Cette stratégie multifacette illustre la complexité des enjeux géopolitiques contemporains, où le sport devient un vecteur de soft power et un instrument de reconfiguration des relations internationales. Elle souligne également l'interdépendance croissante entre politique intérieure et extérieure, la légitimité du pouvoir se construisant désormais autant sur la scène internationale que nationale. Les implications à long terme de cette initiative restent à évaluer, notamment sa capacité à véritablement concurrencer les grands événements sportifs traditionnels et à influencer durablement les alliances géopolitiques. Néanmoins, elle témoigne d'ores et déjà d'une évolution significative dans l'utilisation du sport comme outil de politique étrangère et de construction identitaire nationale dans un monde en mutation.

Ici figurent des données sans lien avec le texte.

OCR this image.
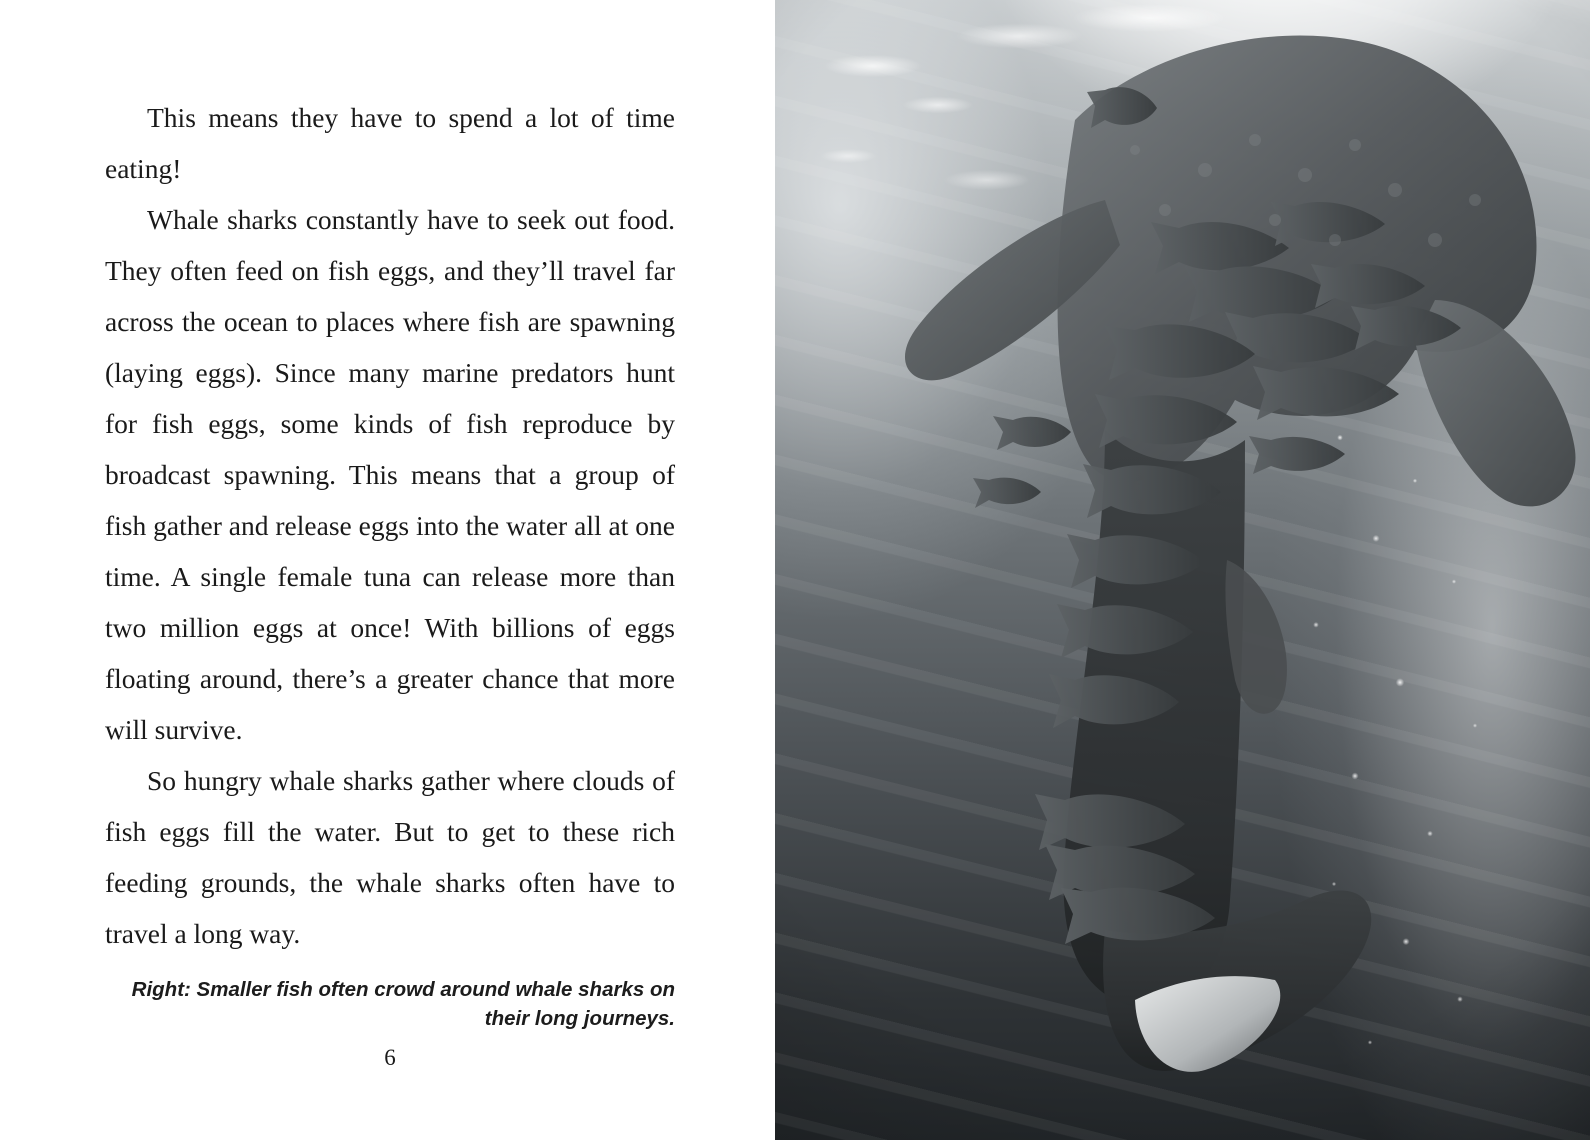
This means they have to spend a lot of time eating!

Whale sharks constantly have to seek out food. They often feed on fish eggs, and they’ll travel far across the ocean to places where fish are spawning (laying eggs). Since many marine predators hunt for fish eggs, some kinds of fish reproduce by broadcast spawning. This means that a group of fish gather and release eggs into the water all at one time. A single female tuna can release more than two million eggs at once! With billions of eggs floating around, there’s a greater chance that more will survive.

So hungry whale sharks gather where clouds of fish eggs fill the water. But to get to these rich feeding grounds, the whale sharks often have to travel a long way.

Right: Smaller fish often crowd around whale sharks on their long journeys.
6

Dans le cadre de l'analyse de l'initiative russe des Jeux des BRICS, il convient d'adopter une approche tridimensionnelle pour appréhender la complexité et les implications multiscalaires de ce phénomène. Cette étude s'articulera autour de trois axes majeurs, permettant d'explorer les diverses facettes de cette stratégie sportivo-diplomatique de guerre de l’image et de l’information.

Dans un premier temps, nous examinerons les Jeux des BRICS en tant qu'instrument de soft power et de diplomatie sportive russe, en analysant leur genèse dans un contexte d'isolement international, leur rôle dans la contestation de l'hégémonie occidentale, et leur fonction dans la reconfiguration des alliances géopolitiques, notamment au sein du Sud global.

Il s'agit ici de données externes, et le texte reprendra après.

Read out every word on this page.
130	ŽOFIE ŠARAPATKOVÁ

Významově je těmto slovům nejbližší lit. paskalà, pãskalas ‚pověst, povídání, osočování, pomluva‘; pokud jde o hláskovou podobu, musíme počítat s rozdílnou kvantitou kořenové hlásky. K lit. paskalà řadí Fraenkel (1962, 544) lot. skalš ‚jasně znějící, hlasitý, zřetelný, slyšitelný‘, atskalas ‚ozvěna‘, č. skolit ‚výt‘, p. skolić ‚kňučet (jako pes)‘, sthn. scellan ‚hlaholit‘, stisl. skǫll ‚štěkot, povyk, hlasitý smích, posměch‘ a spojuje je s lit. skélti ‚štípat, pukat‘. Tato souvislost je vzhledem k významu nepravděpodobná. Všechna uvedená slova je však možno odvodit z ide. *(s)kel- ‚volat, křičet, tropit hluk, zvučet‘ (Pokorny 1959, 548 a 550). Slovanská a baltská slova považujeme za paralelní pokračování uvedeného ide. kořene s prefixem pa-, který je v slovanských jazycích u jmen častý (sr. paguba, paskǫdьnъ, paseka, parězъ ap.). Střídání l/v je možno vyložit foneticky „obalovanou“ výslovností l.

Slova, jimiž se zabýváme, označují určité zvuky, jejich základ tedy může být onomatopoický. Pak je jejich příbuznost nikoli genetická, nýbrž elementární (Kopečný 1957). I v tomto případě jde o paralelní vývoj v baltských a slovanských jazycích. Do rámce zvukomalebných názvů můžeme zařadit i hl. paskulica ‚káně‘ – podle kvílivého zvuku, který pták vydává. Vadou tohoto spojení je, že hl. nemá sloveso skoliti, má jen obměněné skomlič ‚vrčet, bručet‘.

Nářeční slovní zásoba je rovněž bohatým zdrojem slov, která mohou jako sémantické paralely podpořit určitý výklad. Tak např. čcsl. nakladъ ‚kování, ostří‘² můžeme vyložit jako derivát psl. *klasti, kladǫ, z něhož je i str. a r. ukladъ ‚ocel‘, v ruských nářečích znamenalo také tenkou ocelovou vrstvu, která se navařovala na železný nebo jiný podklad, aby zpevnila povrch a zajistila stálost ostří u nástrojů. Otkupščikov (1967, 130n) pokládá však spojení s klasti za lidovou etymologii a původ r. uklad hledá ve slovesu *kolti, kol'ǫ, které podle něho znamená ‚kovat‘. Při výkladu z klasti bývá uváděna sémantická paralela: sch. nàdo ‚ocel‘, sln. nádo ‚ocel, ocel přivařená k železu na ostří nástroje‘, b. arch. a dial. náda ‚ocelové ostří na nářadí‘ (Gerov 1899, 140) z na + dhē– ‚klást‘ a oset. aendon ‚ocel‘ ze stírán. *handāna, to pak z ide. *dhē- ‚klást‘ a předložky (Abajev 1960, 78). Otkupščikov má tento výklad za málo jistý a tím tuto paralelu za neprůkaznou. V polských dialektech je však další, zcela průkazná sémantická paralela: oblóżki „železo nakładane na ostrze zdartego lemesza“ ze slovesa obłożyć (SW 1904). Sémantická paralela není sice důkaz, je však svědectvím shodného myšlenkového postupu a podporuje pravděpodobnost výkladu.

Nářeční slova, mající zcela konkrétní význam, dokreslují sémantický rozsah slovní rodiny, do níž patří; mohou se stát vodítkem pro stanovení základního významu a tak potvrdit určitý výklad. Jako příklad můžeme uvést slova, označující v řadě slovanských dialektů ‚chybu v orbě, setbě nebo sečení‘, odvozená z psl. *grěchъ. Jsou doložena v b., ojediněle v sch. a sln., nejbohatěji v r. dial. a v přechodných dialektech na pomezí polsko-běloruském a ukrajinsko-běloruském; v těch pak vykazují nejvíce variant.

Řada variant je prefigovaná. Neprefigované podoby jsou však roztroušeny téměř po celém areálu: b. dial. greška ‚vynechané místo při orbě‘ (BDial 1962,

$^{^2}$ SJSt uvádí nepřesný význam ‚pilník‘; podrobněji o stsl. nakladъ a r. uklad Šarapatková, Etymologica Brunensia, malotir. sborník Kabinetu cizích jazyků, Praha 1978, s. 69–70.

Ensuite, nous nous pencherons sur la dimension interne de cette initiative, en étudiant son rôle dans la construction d'un récit national de résilience et de grandeur. Nous analyserons comment cet événement participe à la légitimation du pouvoir en place et au renforcement de la cohésion sociale, tout en servant d'outil de gestion de l'opinion publique face aux défis intérieurs.

Enfin, nous procéderons à une analyse critique du discours officiel autour des Jeux des BRICS, en confrontant les chiffres et les déclarations émises par les autorités russes à des sources indépendantes. Nous examinerons également la réception de cet événement par la communauté internationale, en évaluant son influence réelle sur les relations diplomatiques et économiques de la Russie. Cette analyse permettra d'apprécier objectivement l’efficacité de cette stratégie de soft power et d’en mesurer les implications à long terme pour la position géopolitique de la Russie.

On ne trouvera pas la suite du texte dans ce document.